Thursday, February 04, 2010

Citing

I was at the CCA tonight for a gallery opening. The topic sounded interesting, the relationship of writing and architecture. The pieces themselves are, well, I don't get most of them. I know that for some people having a showcase of oddly folded men's shirts and an iron is meaningful, but to me it's just shirts - although some of them did have the most amazing pleats. The bit that made me stop and think was the first piece - Peter Eisenman's Notes on Conceptual Architecture, which is an essay with all the text removed except for the footnotes. He is post-modern, a word that makes many people shudder. His last footnote says that a copy of the essay would be sent upon written request. I heard tonight that he didn't get many requests. He was taking the discussion of architecture to the next level - I can appreciate that on an original basis even though the theory of it is lost on me.

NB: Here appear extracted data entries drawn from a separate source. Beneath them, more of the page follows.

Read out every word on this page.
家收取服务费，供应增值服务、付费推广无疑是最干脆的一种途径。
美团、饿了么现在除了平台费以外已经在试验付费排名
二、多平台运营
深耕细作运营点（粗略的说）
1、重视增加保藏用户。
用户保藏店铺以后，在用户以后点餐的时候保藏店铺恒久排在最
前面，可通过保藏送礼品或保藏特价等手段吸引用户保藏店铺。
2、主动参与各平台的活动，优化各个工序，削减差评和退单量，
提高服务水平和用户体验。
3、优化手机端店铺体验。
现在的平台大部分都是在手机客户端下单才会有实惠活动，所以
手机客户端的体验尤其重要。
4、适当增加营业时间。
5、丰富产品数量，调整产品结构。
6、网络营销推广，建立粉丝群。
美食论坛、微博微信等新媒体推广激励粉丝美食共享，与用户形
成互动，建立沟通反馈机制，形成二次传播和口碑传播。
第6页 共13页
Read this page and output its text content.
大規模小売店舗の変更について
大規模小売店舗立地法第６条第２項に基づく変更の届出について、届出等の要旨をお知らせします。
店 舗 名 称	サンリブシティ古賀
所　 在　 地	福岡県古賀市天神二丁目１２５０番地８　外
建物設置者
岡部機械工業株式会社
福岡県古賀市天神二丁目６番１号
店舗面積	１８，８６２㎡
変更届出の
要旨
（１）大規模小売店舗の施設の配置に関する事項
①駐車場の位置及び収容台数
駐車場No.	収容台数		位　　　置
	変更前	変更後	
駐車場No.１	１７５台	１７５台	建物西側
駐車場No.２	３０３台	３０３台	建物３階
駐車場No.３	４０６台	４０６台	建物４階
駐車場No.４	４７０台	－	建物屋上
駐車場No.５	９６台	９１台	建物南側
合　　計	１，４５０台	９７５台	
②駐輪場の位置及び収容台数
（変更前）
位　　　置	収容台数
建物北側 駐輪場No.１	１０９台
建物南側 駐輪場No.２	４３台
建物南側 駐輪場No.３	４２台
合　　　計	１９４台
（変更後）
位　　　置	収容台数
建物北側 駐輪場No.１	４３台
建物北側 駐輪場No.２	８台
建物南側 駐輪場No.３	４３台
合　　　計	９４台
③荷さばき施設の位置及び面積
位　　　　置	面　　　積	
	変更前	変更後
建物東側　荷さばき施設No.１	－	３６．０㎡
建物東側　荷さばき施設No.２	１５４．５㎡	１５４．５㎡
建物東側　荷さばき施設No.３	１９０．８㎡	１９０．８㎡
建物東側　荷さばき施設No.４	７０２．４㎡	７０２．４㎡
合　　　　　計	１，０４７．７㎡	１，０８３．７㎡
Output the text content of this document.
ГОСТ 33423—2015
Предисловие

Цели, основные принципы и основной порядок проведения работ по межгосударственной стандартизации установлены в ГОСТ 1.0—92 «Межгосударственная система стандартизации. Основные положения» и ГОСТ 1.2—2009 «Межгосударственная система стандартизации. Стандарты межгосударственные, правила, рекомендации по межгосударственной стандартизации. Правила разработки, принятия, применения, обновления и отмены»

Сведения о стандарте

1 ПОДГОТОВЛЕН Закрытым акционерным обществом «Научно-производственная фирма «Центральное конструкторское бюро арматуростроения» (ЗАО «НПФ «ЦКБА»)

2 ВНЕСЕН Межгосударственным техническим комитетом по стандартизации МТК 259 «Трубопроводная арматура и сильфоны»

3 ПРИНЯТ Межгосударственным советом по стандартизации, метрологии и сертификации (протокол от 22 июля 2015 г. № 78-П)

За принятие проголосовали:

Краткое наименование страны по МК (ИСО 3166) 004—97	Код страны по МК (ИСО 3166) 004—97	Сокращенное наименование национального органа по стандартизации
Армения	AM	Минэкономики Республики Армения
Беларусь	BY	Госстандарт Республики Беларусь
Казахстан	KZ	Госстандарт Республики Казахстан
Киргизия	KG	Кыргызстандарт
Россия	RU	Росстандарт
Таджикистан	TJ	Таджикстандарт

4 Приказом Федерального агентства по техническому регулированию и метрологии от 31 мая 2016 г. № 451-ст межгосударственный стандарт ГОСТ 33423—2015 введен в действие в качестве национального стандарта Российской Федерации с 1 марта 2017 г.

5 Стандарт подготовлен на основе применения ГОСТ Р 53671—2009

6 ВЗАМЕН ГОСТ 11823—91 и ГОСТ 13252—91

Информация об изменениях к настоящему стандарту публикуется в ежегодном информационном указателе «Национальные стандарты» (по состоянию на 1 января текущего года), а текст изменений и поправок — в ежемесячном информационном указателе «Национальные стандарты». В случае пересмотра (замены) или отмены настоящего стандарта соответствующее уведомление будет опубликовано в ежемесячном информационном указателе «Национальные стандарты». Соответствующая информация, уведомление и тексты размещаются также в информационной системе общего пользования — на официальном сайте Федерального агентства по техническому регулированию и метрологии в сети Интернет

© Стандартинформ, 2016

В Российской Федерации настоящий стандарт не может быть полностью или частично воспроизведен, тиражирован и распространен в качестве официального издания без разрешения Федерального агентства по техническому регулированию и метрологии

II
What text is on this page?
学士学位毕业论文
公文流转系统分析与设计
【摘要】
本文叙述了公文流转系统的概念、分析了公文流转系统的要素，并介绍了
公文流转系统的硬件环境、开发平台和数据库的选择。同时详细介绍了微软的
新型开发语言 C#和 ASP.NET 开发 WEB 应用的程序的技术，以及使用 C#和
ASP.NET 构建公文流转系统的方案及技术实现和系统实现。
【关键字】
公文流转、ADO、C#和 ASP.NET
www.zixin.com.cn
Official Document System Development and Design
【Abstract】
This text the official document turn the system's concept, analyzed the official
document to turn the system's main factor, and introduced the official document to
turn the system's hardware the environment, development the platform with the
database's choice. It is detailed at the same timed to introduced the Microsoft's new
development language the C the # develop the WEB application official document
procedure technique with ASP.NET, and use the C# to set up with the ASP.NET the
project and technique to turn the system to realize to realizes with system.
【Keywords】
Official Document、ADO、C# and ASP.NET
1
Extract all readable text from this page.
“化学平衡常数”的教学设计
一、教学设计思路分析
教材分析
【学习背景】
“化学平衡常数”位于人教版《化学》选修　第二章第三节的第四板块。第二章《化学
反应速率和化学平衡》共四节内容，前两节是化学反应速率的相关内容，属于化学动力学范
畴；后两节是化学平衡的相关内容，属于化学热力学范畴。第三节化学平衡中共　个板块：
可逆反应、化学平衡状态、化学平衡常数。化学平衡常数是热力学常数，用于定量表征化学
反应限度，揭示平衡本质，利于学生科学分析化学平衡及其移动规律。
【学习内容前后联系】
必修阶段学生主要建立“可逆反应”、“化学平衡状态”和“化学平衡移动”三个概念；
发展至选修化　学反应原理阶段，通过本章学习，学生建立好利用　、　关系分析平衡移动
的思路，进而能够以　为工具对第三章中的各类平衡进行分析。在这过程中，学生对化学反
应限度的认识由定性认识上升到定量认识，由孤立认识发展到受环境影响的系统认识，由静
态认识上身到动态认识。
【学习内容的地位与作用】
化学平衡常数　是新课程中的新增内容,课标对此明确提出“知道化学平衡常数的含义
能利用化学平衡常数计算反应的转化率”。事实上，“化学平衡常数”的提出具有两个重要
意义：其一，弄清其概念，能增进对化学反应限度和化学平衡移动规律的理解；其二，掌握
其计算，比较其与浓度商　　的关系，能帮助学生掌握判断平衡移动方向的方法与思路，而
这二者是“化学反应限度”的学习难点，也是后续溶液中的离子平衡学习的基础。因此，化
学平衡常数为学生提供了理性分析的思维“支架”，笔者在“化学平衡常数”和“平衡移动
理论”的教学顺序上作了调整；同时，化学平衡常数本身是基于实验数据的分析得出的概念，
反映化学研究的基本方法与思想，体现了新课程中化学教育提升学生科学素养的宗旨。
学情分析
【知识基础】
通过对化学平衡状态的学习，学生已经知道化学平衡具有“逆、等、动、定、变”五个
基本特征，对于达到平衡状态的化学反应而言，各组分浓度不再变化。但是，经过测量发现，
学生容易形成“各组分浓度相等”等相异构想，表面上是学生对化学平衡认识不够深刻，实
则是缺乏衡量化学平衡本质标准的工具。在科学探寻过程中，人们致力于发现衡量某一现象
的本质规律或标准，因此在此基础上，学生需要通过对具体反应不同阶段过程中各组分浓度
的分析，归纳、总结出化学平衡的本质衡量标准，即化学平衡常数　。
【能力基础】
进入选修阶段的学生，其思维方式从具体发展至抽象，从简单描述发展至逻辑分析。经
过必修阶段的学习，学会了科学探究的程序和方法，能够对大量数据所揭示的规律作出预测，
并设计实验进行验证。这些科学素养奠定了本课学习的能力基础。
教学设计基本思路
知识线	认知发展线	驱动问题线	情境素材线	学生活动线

As for the event, I was adrift in a sea of pretentious, dark-rimmed eyeglass-wearing poseurs talking about their homosexuality and Derrida, most of them stylish and tragically thin. The eavesdropping at these things is fantastic. Later I was sitting and writing down some notes when a lady sat in the chair next to me. We talked and she was very nice. It was only later that I realised that she was the founder - duh Dina!
But back to the footnotes. As I sat and watched people I wondered what the footnotes of my life might be. If I stripped away the text, what would they contain? My secret desires, the observations and opinions of friends, things that I don't know that might be useful even though they have no practical place in my life? Maybe they would just be things that strangers see when I pass them on the sidewalk, dropped mittens, a frown because I am lost in thought, the sound of my voice as I talk to myself in the supermarket. What would you be able to glean if you looked at just the neatly numbered, properly documented footnotes of me? Who would the reader think I am? How different would they be from my own perceptions of me?